Je pourrais également faire référence à Édouard Balladur. L’ancien Premier ministre, ici même, au Sénat, nous a formellement dit lors d’auditions devant la commission qu’il eût été, à titre personnel, partisan d’un régime présidentiel pur et simple.
Je me sens donc en quelque sorte conforté dans la réflexion que je vous propose ; je ne suis pas complètement isolé.
En ce qui me concerne, j’ai une approche plus concrète, car je n’ai pas la qualification de juriste de ces grands personnages, approche que j’ai exposée lors de mon intervention liminaire.

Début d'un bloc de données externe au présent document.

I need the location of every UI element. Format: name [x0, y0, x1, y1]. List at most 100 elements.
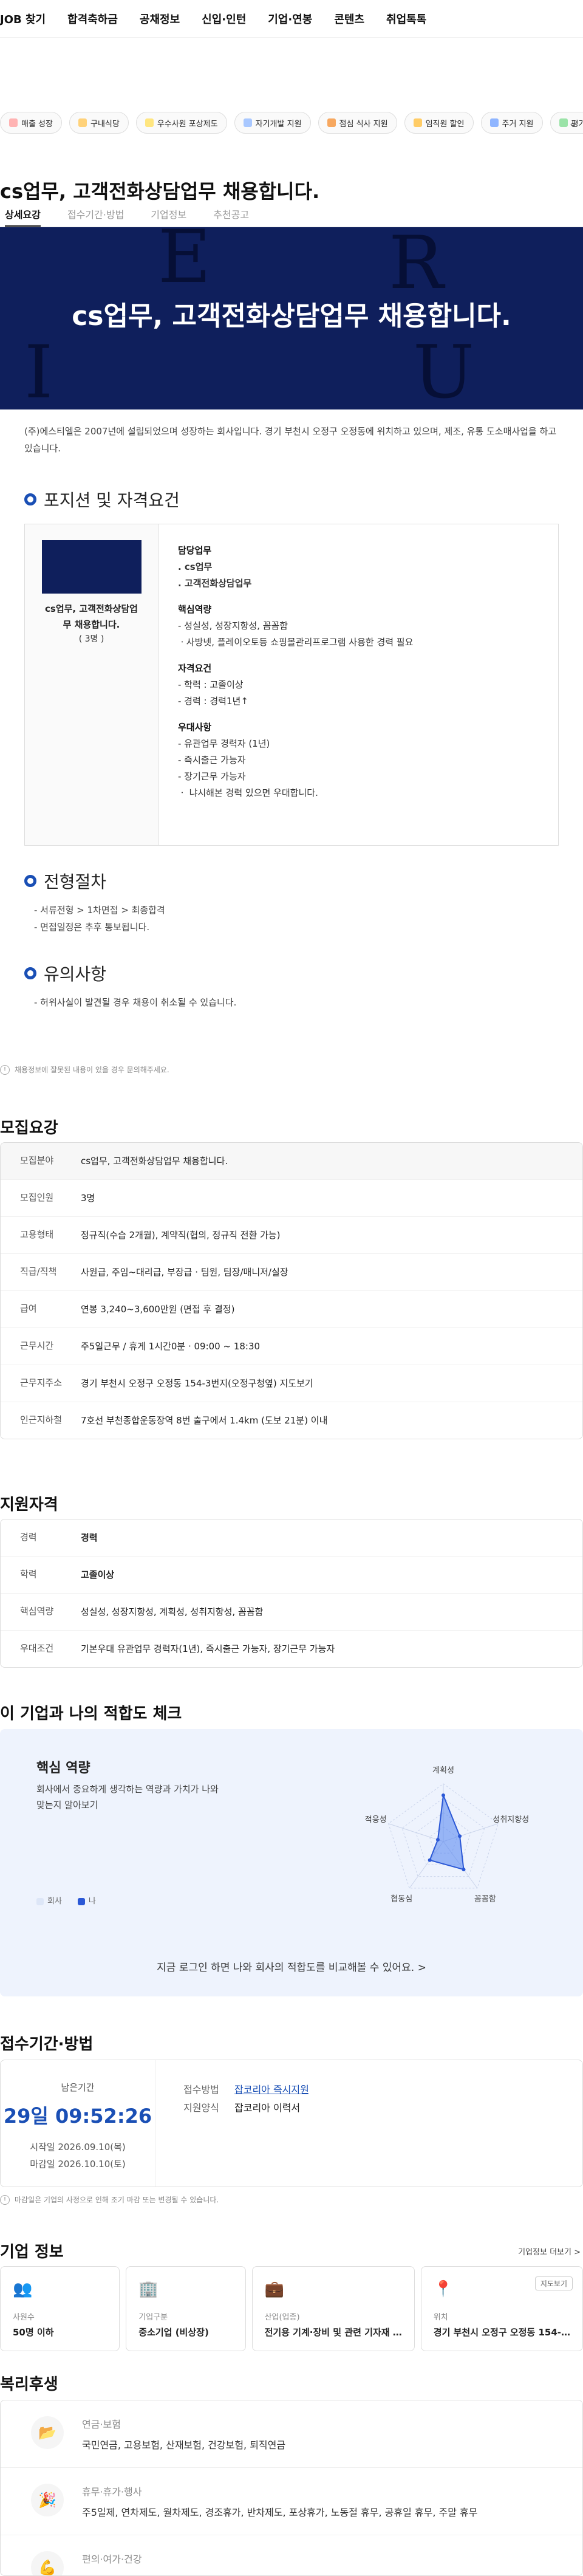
- detail-heading: 우대사항: [178, 722, 212, 733]
- benefit-chip[interactable]: 임직원 할인: [404, 112, 474, 134]
- tab-1[interactable]: 접수기간·방법: [67, 207, 124, 227]
- detail-line: . 고객전화상담업무: [178, 578, 252, 589]
- detail-line: ㆍ 냐시해본 경력 있으면 우대합니다.: [178, 787, 318, 798]
- row-key: 고용형태: [20, 1229, 54, 1240]
- row-value: 경기 부천시 오정구 오정동 154-3번지(오정구청옆) 지도보기: [81, 1378, 313, 1389]
- benefit-icon: [327, 118, 336, 127]
- welfare-title: 연금·보험: [82, 2419, 121, 2430]
- radar-point: [435, 1838, 440, 1842]
- benefit-chips: 매출 성장 구내식당 우수사원 포상제도 자기개발 지원 점심 식사 지원 임직원 할인 주…: [0, 109, 583, 136]
- row-key: 직급/직책: [20, 1266, 57, 1277]
- tab-3[interactable]: 추천공고: [213, 207, 249, 227]
- radar-point: [458, 1834, 462, 1838]
- benefit-chip[interactable]: 점심 식사 지원: [318, 112, 397, 134]
- benefit-label: 구내식당: [90, 119, 120, 129]
- quick-apply-link[interactable]: 잡코리아 즉시지원: [234, 2084, 309, 2095]
- radar-axis-label: 계획성: [432, 1766, 454, 1775]
- fit-legend: 회사 나: [36, 1894, 96, 1906]
- benefit-icon: [413, 118, 422, 127]
- nav-item-4[interactable]: 기업·연봉: [268, 11, 312, 27]
- company-card-label: 위치: [433, 2313, 448, 2322]
- company-card: 🏢 기업구분 중소기업 (비상장): [126, 2266, 246, 2351]
- welfare-icon: 💪: [31, 2551, 64, 2575]
- welfare-title: 휴무·휴가·행사: [82, 2486, 142, 2498]
- nav-item-3[interactable]: 신입·인턴: [202, 11, 246, 27]
- map-button[interactable]: 지도보기: [534, 2276, 573, 2290]
- welfare-item: 🎉 휴무·휴가·행사주5일제, 연차제도, 월차제도, 경조휴가, 반차제도, 포…: [1, 2468, 582, 2535]
- row-value: 고졸이상: [81, 1569, 115, 1580]
- benefit-chip[interactable]: 자기개발 지원: [234, 112, 311, 134]
- table-row: 고용형태 정규직(수습 2개월), 계약직(협의, 정규직 전환 가능): [1, 1217, 582, 1254]
- benefit-icon: [489, 118, 499, 127]
- top-nav: JOB 찾기 합격축하금 공채정보 신입·인턴 기업·연봉 콘텐츠 취업톡톡: [0, 0, 583, 38]
- job-posting-page: JOB 찾기 합격축하금 공채정보 신입·인턴 기업·연봉 콘텐츠 취업톡톡 매출 성장 구내…: [0, 0, 583, 2576]
- tab-0[interactable]: 상세요강: [5, 207, 41, 227]
- radar-point: [462, 1868, 466, 1872]
- detail-heading: 담당업무: [178, 545, 212, 556]
- row-key: 핵심역량: [20, 1606, 54, 1617]
- radar-axis-label: 성취지향성: [493, 1815, 529, 1824]
- summary-table: 모집분야 cs업무, 고객전화상담업무 채용합니다. 모집인원 3명 고용형태 정규직(수…: [0, 1142, 583, 1439]
- end-date: 마감일 2026.10.10(토): [30, 2159, 126, 2170]
- detail-line: ㆍ사방넷, 플레이오토등 쇼핑몰관리프로그램 사용한 경력 필요: [178, 637, 414, 648]
- welfare-title: 편의·여가·건강: [82, 2554, 142, 2565]
- welfare-icon: 🎉: [31, 2484, 64, 2516]
- tab-2[interactable]: 기업정보: [151, 207, 186, 227]
- row-value: 기본우대 유관업무 경력자(1년), 즉시출근 가능자, 장기근무 가능자: [81, 1643, 335, 1654]
- detail-line: - 성실성, 성장지향성, 꼼꼼함: [178, 620, 288, 631]
- benefit-chip[interactable]: 매출 성장: [0, 112, 62, 134]
- legend-company: 회사: [36, 1894, 62, 1906]
- nav-item-5[interactable]: 콘텐츠: [334, 11, 364, 27]
- fit-desc: 회사에서 중요하게 생각하는 역량과 가치가 나와 맞는지 알아보기: [36, 1784, 219, 1810]
- welfare-icon: 📂: [31, 2416, 64, 2449]
- nav-item-0[interactable]: JOB 찾기: [0, 11, 46, 27]
- qualify-table: 경력 경력 학력 고졸이상 핵심역량 성실성, 성장지향성, 계획성, 성취지향성, 꼼꼼…: [0, 1519, 583, 1668]
- fit-card-title: 핵심 역량: [36, 1761, 90, 1776]
- radar-company-series: [429, 1793, 465, 1871]
- radar-axis-label: 적응성: [365, 1815, 387, 1824]
- company-card: 👥 사원수 50명 이하: [0, 2266, 120, 2351]
- login-prompt[interactable]: 지금 로그인 하면 나와 회사의 적합도를 비교해볼 수 있어요. >: [0, 1959, 583, 1974]
- row-value: 경력: [81, 1532, 98, 1543]
- benefit-chip[interactable]: 우수사원 포상제도: [135, 112, 227, 134]
- row-value: 정규직(수습 2개월), 계약직(협의, 정규직 전환 가능): [81, 1230, 281, 1241]
- company-more-link[interactable]: 기업정보 더보기 >: [518, 2245, 581, 2257]
- countdown-timer: 29일 09:52:26: [3, 2105, 152, 2128]
- row-key: 근무지주소: [20, 1377, 63, 1388]
- section-bullet-icon: [24, 967, 36, 979]
- company-card-label: 사원수: [13, 2313, 35, 2322]
- chevron-down-icon[interactable]: ⌄: [568, 115, 578, 130]
- nav-item-6[interactable]: 취업톡톡: [386, 11, 426, 27]
- row-key: 모집인원: [20, 1192, 54, 1203]
- company-card: 💼 산업(업종) 전기용 기계·장비 및 관련 기자재 …: [251, 2266, 415, 2351]
- benefit-label: 자기개발 지원: [255, 119, 302, 129]
- fit-check-box: 핵심 역량 회사에서 중요하게 생각하는 역량과 가치가 나와 맞는지 알아보기…: [0, 1729, 583, 1996]
- welfare-value: 주5일제, 연차제도, 월차제도, 경조휴가, 반차제도, 포상휴가, 노동절 …: [82, 2507, 478, 2518]
- benefit-chip[interactable]: 주거 지원: [480, 112, 543, 134]
- apply-box: 남은기간 29일 09:52:26 시작일 2026.09.10(목) 마감일 …: [0, 2060, 583, 2187]
- benefit-icon: [243, 118, 252, 127]
- row-key: 우대조건: [20, 1643, 54, 1654]
- nav-item-1[interactable]: 합격축하금: [67, 11, 118, 27]
- position-details: 담당업무 . cs업무 . 고객전화상담업무 핵심역량 - 성실성, 성장지향성, 꼼꼼…: [159, 524, 432, 845]
- position-card-title: cs업무, 고객전화상담업무 채용합니다.: [45, 603, 138, 630]
- fit-heading: 이 기업과 나의 적합도 체크: [0, 1705, 182, 1723]
- report-notice[interactable]: ! 채용정보에 잘못된 내용이 있을 경우 문의해주세요.: [0, 1064, 169, 1075]
- detail-line: - 학력 : 고졸이상: [178, 679, 244, 690]
- company-heading: 기업 정보: [0, 2243, 64, 2261]
- nav-item-2[interactable]: 공채정보: [140, 11, 180, 27]
- company-card-value: 전기용 기계·장비 및 관련 기자재 …: [264, 2327, 402, 2338]
- benefit-chip[interactable]: 구내식당: [69, 112, 129, 134]
- process-text: - 서류전형 > 1차면접 > 최종합격 - 면접일정은 추후 통보됩니다.: [34, 905, 165, 933]
- row-value: 연봉 3,240~3,600만원 (면접 후 결정): [81, 1304, 235, 1315]
- table-row: 급여 연봉 3,240~3,600만원 (면접 후 결정): [1, 1291, 582, 1328]
- job-banner: E R I U cs업무, 고객전화상담업무 채용합니다.: [0, 227, 583, 409]
- table-row: 핵심역량 성실성, 성장지향성, 계획성, 성취지향성, 꼼꼼함: [1, 1594, 582, 1631]
- table-row: 모집인원 3명: [1, 1180, 582, 1217]
- benefit-label: 우수사원 포상제도: [157, 119, 218, 129]
- banner-title: cs업무, 고객전화상담업무 채용합니다.: [72, 301, 511, 332]
- company-card-icon: 🏢: [138, 2280, 159, 2298]
- row-key: 근무시간: [20, 1340, 54, 1351]
- company-card-value: 중소기업 (비상장): [138, 2327, 209, 2338]
- start-date: 시작일 2026.09.10(목): [30, 2142, 126, 2153]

Le problème de notre démocratie est qu’il faut redonner un peu plus de pouvoir au Parlement, ce que nous sommes en train de faire. J’approuve entièrement cette démarche quasiment inespérée, il faut bien le dire. J’espère qu’elle aboutira, mais je ne suis pas sûr qu’elle suffise à réveiller la vie parlementaire.
Disons-le à mi-voix : dès lors que l’on n’a pas osé toucher au cumul des mandats, comment arriverons-nous à réanimer la vie parlementaire ? Je parle bien de réanimer la vie parlementaire, car, bien entendu, nous fonctionnons en réaction : nous examinons les textes qui nous sont soumis, nous avons des délibérations – ce débat est exemplaire de ce point de vue. Mais, chaque fois, nous agissons en réaction. En réalité, nous ne sommes pas créatifs.
Or le Parlement devrait être créatif. Pour cela, il faudrait un choc psychologique. Ce choc pourrait venir du passage au régime présidentiel. J’appelle ce choc de mes vœux, d’autant qu’il permettrait – je reviens un instant sur ce qui a été dit il y a quelques heures – une élection à la proportionnelle de l’Assemblée nationale. On aurait, en effet, beaucoup moins besoin de dégager une majorité.
En renouvelant le personnel politique, on donnerait également un choc à notre vie publique. C’est la raison pour laquelle il faudrait faire ce pas ou, à tout le moins, envisager de le faire.
Cela étant, on ne peut imiter purement et simplement le système américain. Avec l’autonomie du législatif d’un côté, puisque l’article 49 serait supprimé et que serait abrogé le droit de dissolution, et l’autonomie de l’exécutif de l’autre côté, les deux pouvoirs pourraient finir par se regarder en chien de faïence et aboutir à un blocage.
Nous sommes des Français. Dans les sociétés anglo-saxonnes, on trouve des terrains d’entente, des compromis, etc. Mais nous, dans notre tradition française, je ne suis pas sûr que nous évitions les blocages, avec un Parlement qui voudrait absolument imposer une loi au Président de la République, lequel la jugerait dangereuse, et, ce qui arriverait plus fréquemment, un Président de la République qui ne parviendrait pas à faire voter une loi qu’il jugerait, cette fois-ci indispensable.
Comment résoudre ce blocage ? Il faut trouver une solution. C’est ce qui ferait le caractère français du système.
En tout état de cause, je ne vois qu’une solution, qui nous est inspirée, d’ailleurs, par un vieux texte de Jules Ferry : dès lors qu’il y a une opposition insurmontable entre l’exécutif et le législatif, l’un et l’autre légitimes, il faut aller à la source du pouvoir. Or la source du pouvoir, c’est le souverain, c’est le peuple. Il faut donc rouvrir la possibilité de la dissolution, possibilité qui offre cet avantage d’être une arme à double tranchant.
On ne sait pas à l’avance qui sera le gagnant. C’est pourquoi cette arme est bonne. Le Président de la République peut gagner la partie comme il peut la perdre – on a vécu cela récemment. Dans ce cas, on reviendrait devant le souverain.
La méthode est simple. On peut en imaginer d’autres. M. Balladur, quand nous l’avons interrogé, a suggéré d’exiger que le texte concerné soit voté aux trois cinquièmes, mais comment une loi pourrait-elle être adoptée à la majorité des trois cinquièmes alors qu’elle n’a pu l’être à la majorité simple ? Je ne comprends pas bien l’intérêt d’une telle solution.
M. Balladur pensait également au référendum, mais cela ne me paraît pas non plus une bonne solution.
Monsieur le président, je suis désolé d’avoir parlé un peu longuement, mais la question méritait une petite exception.